The children on the audio, estimated to be between 4 and 10 years old, sobbed throughout the almost eight-minute tape that was recorded last week inside a U.S. Customs and Border Protection detention facility. That's just what he did.

"For those children still in Border Patrol custody, we are reuniting them with parents or legal guardians returned to Border Patrol custody following prosecution", a CBP spokesperson said in the statement.

The administration's "zero tolerance" policy entails criminally charging those entering the United States illegally, including asylum seekers.

"This is a stopgap measure", said Gene Hamilton, counsel to the attorney general.

However, a 1997 landmark settlement, known as the Flores agreement, generally bars the government from keeping children in immigration detention for more than 20 days.

So Trump's order is likely to create a fresh set of problems and may well spark a new court fight. Because no doubt the truth - we're jailing the parents and let the kids be collateral damage - doesn't play as well as simply denying there is any separation policy.

And it didn't do much for the teeming outrage over the issue.

The order even seemed to have come together hastily, with news that it was in the works surprising those on Capitol Hill and even one source in an agency that would carry out the order, who were unsure what it would say.

However, the ACLU filed a lawsuit against the Trump administration in February claiming asylum seeking families are being separated.

These caregivers also share concerns about children's nightmares, insomnia or acting out in school, all of which can be signs of anxiety or depression.

The Health and Human Services department, which has custody over the children, is still "awaiting further guidance" on how Trump's executive order will be implemented, a spokesman told Business Insider. I've said it before and I will say it again, it is child abuse; not physical, it's psychological.

Trump's family apparently played a role in his turnaround. She said the government has high standards for detention centers and the children are well cared for and stressed that Congress needs to plug loopholes in the law so families can stay together.

And daughter Ivanka Trump tweeted, "Thank you @POTUS for taking critical action ending family separation at our border".

Reporters were invited to tour the busiest detention facility in McAllen and question border patrol officials over the weekend. Those people were not authorized to speak publicly and commented only on condition of anonymity. She was heckled at a restaurant Tuesday evening and has faced protesters at her home. "Republicans want security. But I am working on something - it never ends!"

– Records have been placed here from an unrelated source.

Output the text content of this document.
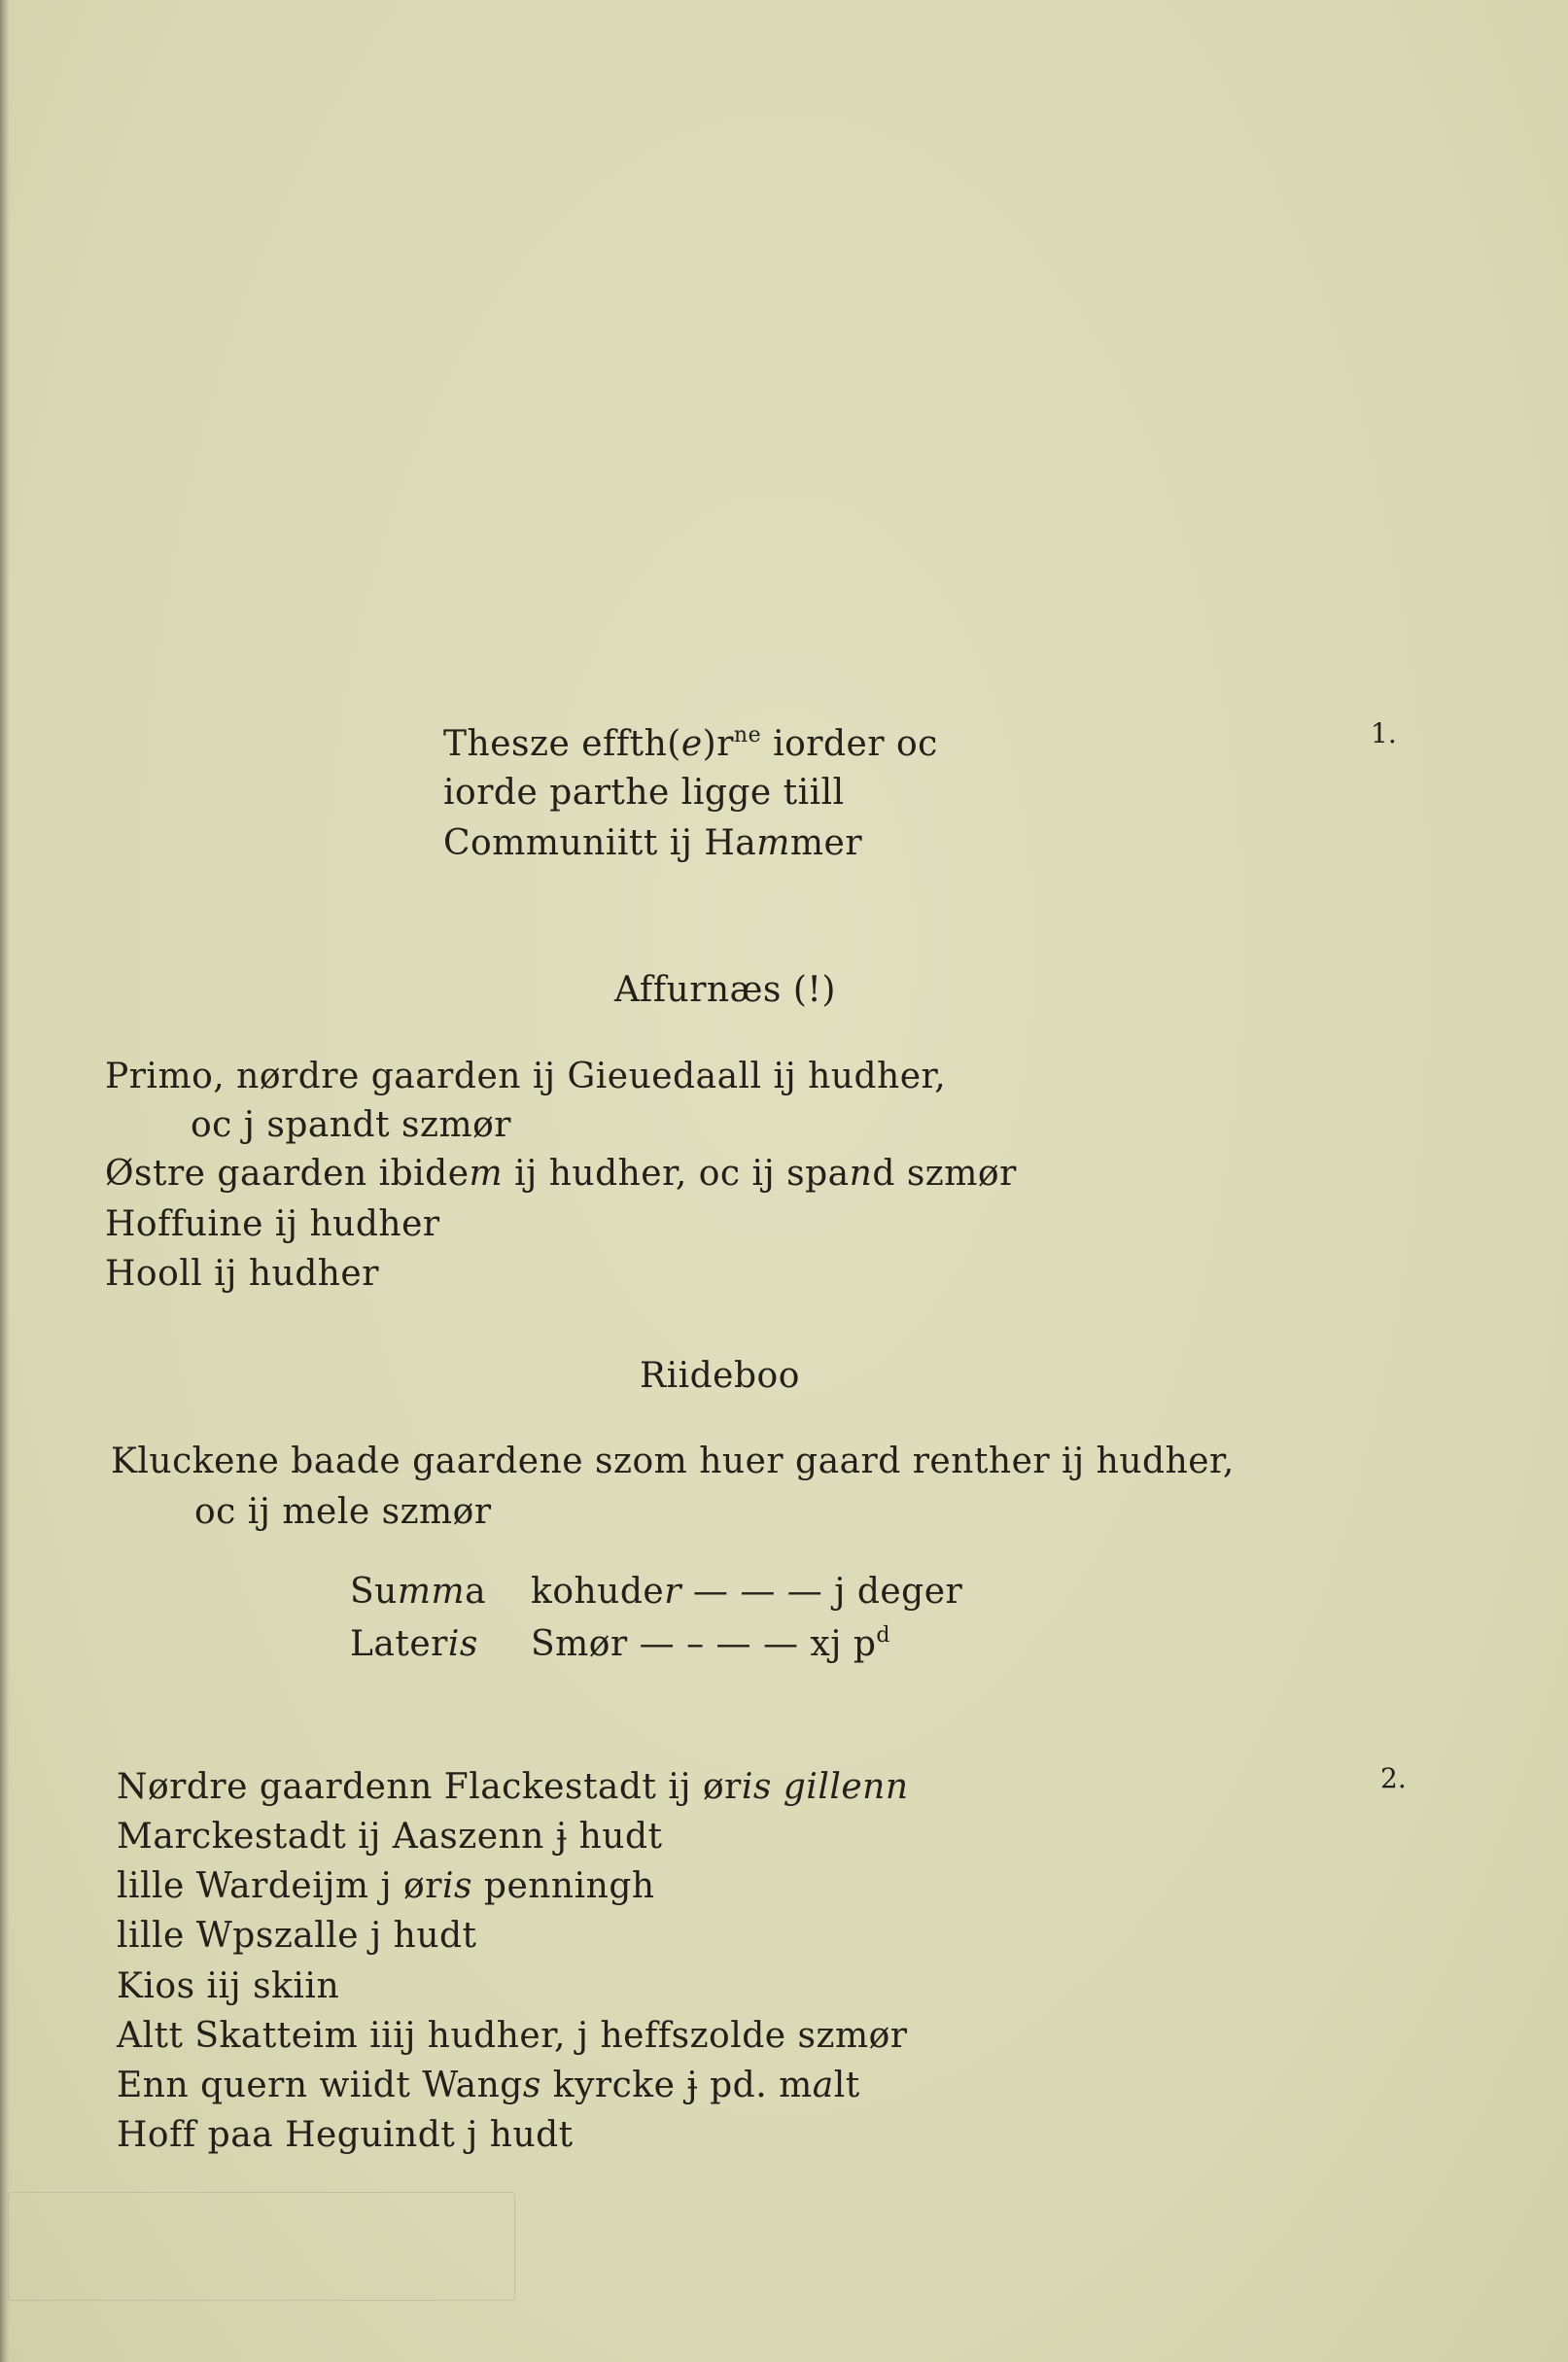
Thesze $effth(e)r^{ne}$ iorder oc
iorde parthe ligge tiill
Communiitt ij Hammer
1.
Affurnæs (!)
Primo, nørdre gaarden ij Gieuedaall ij hudher,
oc j spandt szmør
Østre gaarden ibidem ij hudher, oc ij spand szmør
Hoffuine ij hudher
Hooll ij hudher
Riideboo
Kluckene baade gaardene szom huer gaard renther ij hudher,
oc ij mele szmør
Summa kohuder — — — j deger
Lateris Smør — – — — xj $p^d$
2.
Nørdre gaardenn Flackestadt ij øris gillenn
Marckestadt ij Aaszenn ɉ hudt
lille Wardeijm j øris penningh
lille Wpszalle j hudt
Kios iij skiin
Altt Skatteim iiij hudher, j heffszolde szmør
Enn quern wiidt Wangs kyrcke ɉ pd. malt
Hoff paa Heguindt j hudt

In recent weeks, more than 2,500 such children were separated from their parents.

Instead of separating the migrant children from their parents, the order sought instead to detain entire families as the adults' cases proceeded through the court system. "She's a child. How can they treat her this way?" Protesters were galvanized to act after distressing photos and stories hit social media depicting children separated from their parents and sleeping in cages, crammed five in a room at repurposed Walmarts, or in so-called "tent cities" at costs reportedly exceeding what it would take to keep families together.

A flyer released by the U.S. Department of Homeland Security (DHS) June 19, 2018, shows information being distributed in U.S. -Mexico border facilities at which immigrant parents are being detained. The decision did not state parents must be released. Children experience profound grief when a parent dies, divorces, is incarcerated or is deported.